The request stemmed as a part of the new FinTech Innovation Initiative of Chamber. The Chamber released its first report last week which outlined eight FinTech principles to be presented to legislators and regulators.
The Chamber urged the Securities and Exchanges Commission (SEC) in its report to continue studying ICOs. The study needs to be done to see how they can be an effective tool for raising capital while protecting investors and meeting all the applicable laws. The Commodity Futures Trading Commission (CFTC) also got recommendations from the Chamber to study how cryptocurrencies are functioning in the futures and commodities market.
The report said :
“In both cases, we urge the agencies to regulate the products and services enabled by the technology instead of the technology itself. This approach would alleviate contradictory and overlapping rules, and allow institutions to focus on what really matters – reducing consumer risk and preventing fraud.”

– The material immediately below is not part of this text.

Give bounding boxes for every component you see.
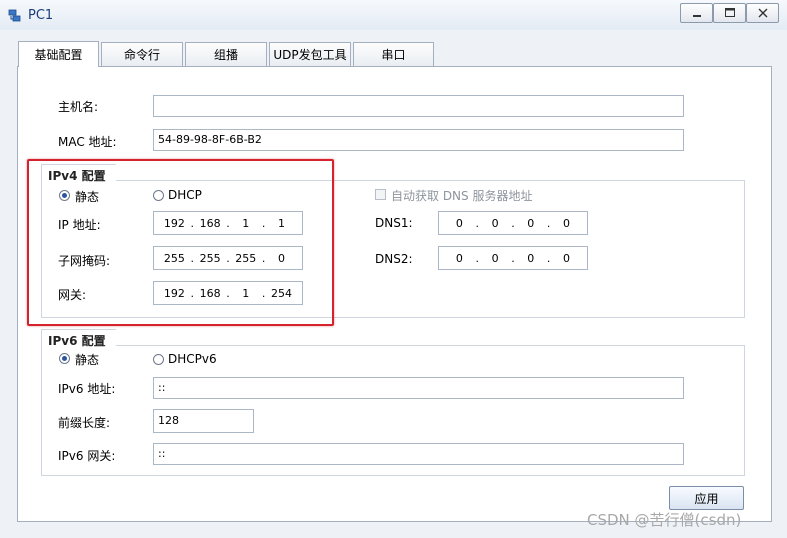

The demands by investors and executives in the US digital currency sector lead to the call of Chamber for regulatory clarity in the crypto sphere. As per a recent survey by US-based law firm Foley & Lardner, “72% of the actors on the country’s crypto market believe there is no well-grounded understanding of how current federal and state regulations of financial markets are applied to digital coins.”
But despite the urge for increased crypto regulations, there is still no conclusive definition-based framework in the US for the regulation of cryptocurrencies. Dispute over the classification of the digital currencies as commodities or securities have increased pressure within the industry and questions regarding the proper authority in charge of the regulation of the sector still persists.
The Chamber also recommended the Consumer Financial Protection Bureau (CFPB) that it should adopt a robust no-action letter and advisory opinion process that gives innovators the opportunity to receive regulatory certainty they need to be successful.